2-Borçlar Kanunu'nun 47. maddesinde açıkça "... yahut adam öldüğü takdirde ölünün ailesine manevi zarar namıyla adalete muvafık tazminat verilmesine karar verilebilir" denilmektedir. Uygulama ve bilimsel görüşlerde aile sözünün yakınları şeklinde anlaşılması gerektiği kabul edilmekteyse de bir kimsenin ölenin yakını sayılabilmesi için, ölen ile eylemli aile ve sevgi bağlarının varlığı gereklidir. Burada önemli olan, aile hukuku çevresinde yakınlık değil, duygusal yakınlıktır, bu yüzden manevi tazminata hükmetmek için murisle çok yakın ve içtenlik taşıyan duygusal bir bağlılığın varlığı aranmalıdır.

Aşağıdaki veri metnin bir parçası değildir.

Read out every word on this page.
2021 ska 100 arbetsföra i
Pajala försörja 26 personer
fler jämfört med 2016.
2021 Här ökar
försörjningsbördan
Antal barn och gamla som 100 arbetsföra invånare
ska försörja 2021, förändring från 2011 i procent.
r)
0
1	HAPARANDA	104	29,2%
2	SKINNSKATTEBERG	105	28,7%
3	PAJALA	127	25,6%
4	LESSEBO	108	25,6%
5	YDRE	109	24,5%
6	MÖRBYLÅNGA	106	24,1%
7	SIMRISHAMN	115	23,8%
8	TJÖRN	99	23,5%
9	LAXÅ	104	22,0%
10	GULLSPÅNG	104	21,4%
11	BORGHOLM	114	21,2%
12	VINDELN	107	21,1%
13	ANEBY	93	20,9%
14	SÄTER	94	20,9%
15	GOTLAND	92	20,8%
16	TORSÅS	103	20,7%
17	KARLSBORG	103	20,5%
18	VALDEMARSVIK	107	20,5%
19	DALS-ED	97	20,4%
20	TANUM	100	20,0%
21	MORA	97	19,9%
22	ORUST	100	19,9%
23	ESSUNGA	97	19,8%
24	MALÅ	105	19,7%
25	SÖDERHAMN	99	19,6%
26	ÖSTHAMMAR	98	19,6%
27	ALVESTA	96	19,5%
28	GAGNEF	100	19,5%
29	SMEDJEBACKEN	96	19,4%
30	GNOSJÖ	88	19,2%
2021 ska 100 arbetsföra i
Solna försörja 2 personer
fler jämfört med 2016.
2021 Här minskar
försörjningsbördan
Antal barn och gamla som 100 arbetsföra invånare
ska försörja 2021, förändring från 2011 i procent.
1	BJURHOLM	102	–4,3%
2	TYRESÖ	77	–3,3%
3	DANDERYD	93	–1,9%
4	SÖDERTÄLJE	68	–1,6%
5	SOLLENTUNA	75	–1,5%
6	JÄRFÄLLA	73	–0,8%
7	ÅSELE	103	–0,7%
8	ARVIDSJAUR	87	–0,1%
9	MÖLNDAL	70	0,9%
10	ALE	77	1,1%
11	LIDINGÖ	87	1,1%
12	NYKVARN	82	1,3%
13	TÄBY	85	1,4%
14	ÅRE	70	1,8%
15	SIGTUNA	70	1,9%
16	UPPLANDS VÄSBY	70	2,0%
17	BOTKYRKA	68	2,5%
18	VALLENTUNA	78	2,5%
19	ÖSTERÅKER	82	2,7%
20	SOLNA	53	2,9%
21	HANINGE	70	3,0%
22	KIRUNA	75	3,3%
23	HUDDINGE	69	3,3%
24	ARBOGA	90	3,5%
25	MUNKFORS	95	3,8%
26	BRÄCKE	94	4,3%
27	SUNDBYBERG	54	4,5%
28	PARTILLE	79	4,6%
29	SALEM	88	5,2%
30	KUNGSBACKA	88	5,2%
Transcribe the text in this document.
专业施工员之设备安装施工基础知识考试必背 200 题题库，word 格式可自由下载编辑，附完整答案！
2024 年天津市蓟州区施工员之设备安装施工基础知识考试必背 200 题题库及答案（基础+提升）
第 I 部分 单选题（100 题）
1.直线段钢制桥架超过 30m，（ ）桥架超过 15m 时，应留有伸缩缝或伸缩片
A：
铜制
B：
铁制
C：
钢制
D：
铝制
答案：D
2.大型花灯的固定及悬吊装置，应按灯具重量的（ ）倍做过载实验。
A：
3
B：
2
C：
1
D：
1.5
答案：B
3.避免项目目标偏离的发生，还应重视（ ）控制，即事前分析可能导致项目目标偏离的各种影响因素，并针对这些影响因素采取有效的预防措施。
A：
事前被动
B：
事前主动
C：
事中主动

Mahkemece kaza tarihinden 4-5 yıl önce muristen boşanmış olan davacı Servet Y. için şartları oluşmadığı halde manevi tazminata hükmedilmesi doğru görülmemiştir.

3-Bilirkişi raporunda murisin eski eşi Servet Y.'ın Mehmet B.'ın ölümünden dolayı mahrum kaldığı yoksulluk nafakası nedeniyle hak kazandığı destekten yoksun kalma tazminatı hesaplanırken bu tazminattan murisin 2/8 kusur oranının indirilmemesi de bozmayı gerektirmiştir.

4-Mahkemece davalı G... Sigorta A.Ş. tarafından düzenlenen ve kaza tarihini de kapsayan trafik sigorta poliçesi getirtilip limiti belirlenmeden ve davalı sigorta şirketinin bu poliçe limitiyle sınırlı olarak sorumlu tutulması gerektiği düşünülmeden hüküm kurulması da doğru görülmemiştir.

5-Karayolları Trafik Kanunu'nun 92. maddesinin f bendi ile Zorunlu Trafik Poliçesi Genel Şartları'nın 3.maddesinin e bendi uyarına manevi zararlarının bu sigorta teminatının dışında olduğu gözetilmeden davalı sigorta şirketi hakkında da manevi tazminata ilişkin hüküm kurulması da doğru olmamıştır.

6-Zorunlu Mali Sorumluluk sigortası Genel Şartlarının 12.maddesinde " sigortacı dava masrafları ile avukatlık ücretlerini ödemekle yükümlüdür. Şu kadar ki hükmolunan tazminat sigorta bedelini geçerse, sigortacı bu masrafları sigorta bedelinin tazminata oranı dahilinde öder" hükmü yeralmaktadır. Mahkemece anılan hüküm gözardı edilerek yazılı olduğu şekilde davalı sigorta şirketinin tüm masraf ve vekalet ücretinden sorumlu olması sonucunu doğuracak şekilde karar verilmesi de bozmayı gerekmiştir.

SONUÇ : Yukarıda 1 nolu bentte belirtilen nedenlerle davalılar vekillerinin sair temyiz itirazlarının reddine, 2 ve 3 nolu bentlerde açıklanan nedenlerle davalılar Ç... Nak.Ltd.Şti. ve N... Çalış vekilinin temyiz itirazlarının kabulüyle hükmün bu davalılar yararına, 4, 5 ve 6 nolu bentlerde açıklanan nedenlerle davalı G... Sigorta A.Ş. vekilinin temyiz itirazlarının kabulüyle kararın bu davalı yararına BOZULMASINA, ödediği temyiz peşin harcın isteği halinde temyiz eden davalılara iadesine, 27.10.2003 tarihinde oybirliğiyle karar verildi.